Une jeune professeur de danse provinciale va à New-York pour un gala annuel et se fait séduire par un imprésario de Broadway…

La gentille satire des mœurs provinciales, le joyeux cynisme du héros, le charme de la jeune Liz Taylor qui ne rechigne pas à montrer ses jambes, les gags surprenants et parfois méchants occasionnés par des enfants filmés au naturel (à en croire Stanley Donen dans son entretien donné aux Cahiers du cinéma en mai 1963) et la vivacité de la caméra assurent une agréable fraîcheur à cette comédie romantique.

Un mauvais garçon (Jean Boyer, 1936)

Une avocate débutante s’entiche de son premier client.
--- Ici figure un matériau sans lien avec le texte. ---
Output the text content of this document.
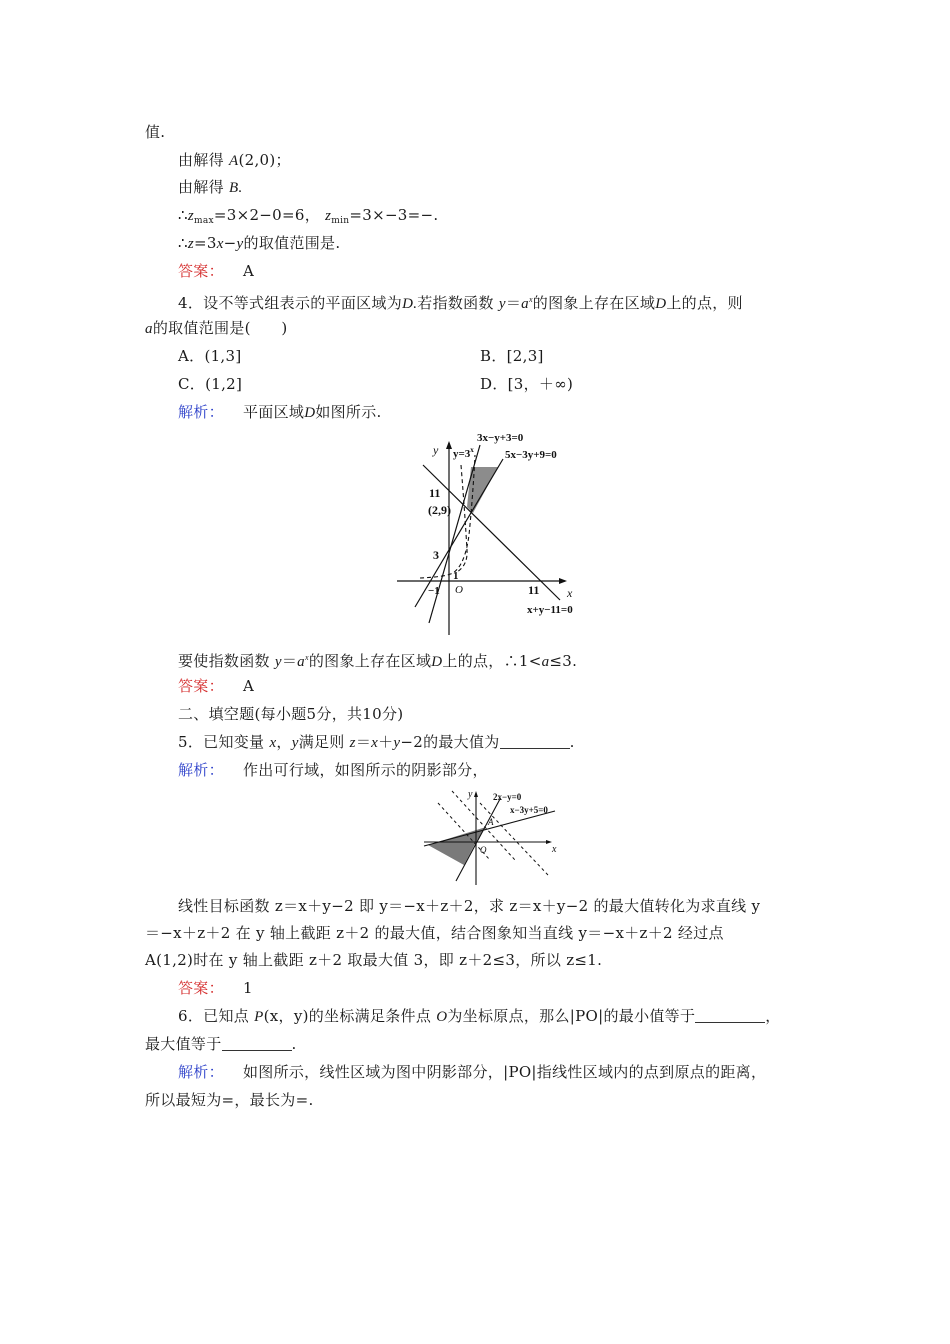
值.
由解得 A(2,0)；
由解得 B.
$\therefore z_{max}=3\times 2-0=6$， $z_{min}=3\times-3=-$.
∴z=3x−y的取值范围是.
答案： A
4．设不等式组表示的平面区域为D.若指数函数 $y=a^x$的图象上存在区域D上的点，则
a的取值范围是(　　)
A．(1,3]	B．[2,3]
C．(1,2]	D．[3，＋∞)
解析： 平面区域D如图所示.
y
x
O
$y=3^x$
3x−y+3=0
5x−3y+9=0
x+y−11=0
11
(2,9)
3
1
−1	11
要使指数函数 $y=a^x$的图象上存在区域D上的点，∴1<a≤3.
答案： A
二、填空题(每小题5分，共10分)
5．已知变量 x，y满足则 z＝x＋y−2的最大值为	.
解析： 作出可行域，如图所示的阴影部分，
y
x
O
A
2x−y=0
x−3y+5=0
线性目标函数 z＝x＋y−2 即 y＝−x＋z＋2，求 z＝x＋y−2 的最大值转化为求直线 y
＝−x＋z＋2 在 y 轴上截距 z＋2 的最大值，结合图象知当直线 y＝−x＋z＋2 经过点
A(1,2)时在 y 轴上截距 z＋2 取最大值 3，即 z＋2≤3，所以 z≤1.
答案： 1
6．已知点 P(x，y)的坐标满足条件点 O为坐标原点，那么|PO|的最小值等于	，
最大值等于	.
解析： 如图所示，线性区域为图中阴影部分，|PO|指线性区域内的点到原点的距离，
所以最短为=，最长为=.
Une comédie légère et assez distrayante qu’une mise en scène déficiente (notamment lorsqu’il s’agit d’évoquer les milieux sociaux) et un rythme mollasson empêchent cependant de rivaliser avec ses homologues américains de l’époque. La fin, pour astucieuse qu’elle soit, désamorce les velléités progressiste exprimées jusqu’ici et fait retrouver au film le train-train conservateur qui est évidemment le sien. Les chansons de Van Parys -dont plusieurs sont devenues des standards- et la frimousse de la jeune Darrieux agrémentent le tout.

Comment savoir (How do you know, James L.Brooks, 2010)

Une brillante joueuse de soft-ball voit sa carrière brisée le jour où elle n’est pas sélectionnée par son entraîneur. En pleine crise existentielle, elle rencontre deux hommes: un champion de base-ball et un jeune PDG trop naïf.

Comment savoir est la meilleure comédie romantique sortie depuis 1998, date de sortie de Pour le pire et pour le meilleur, autre film de James L.Brooks.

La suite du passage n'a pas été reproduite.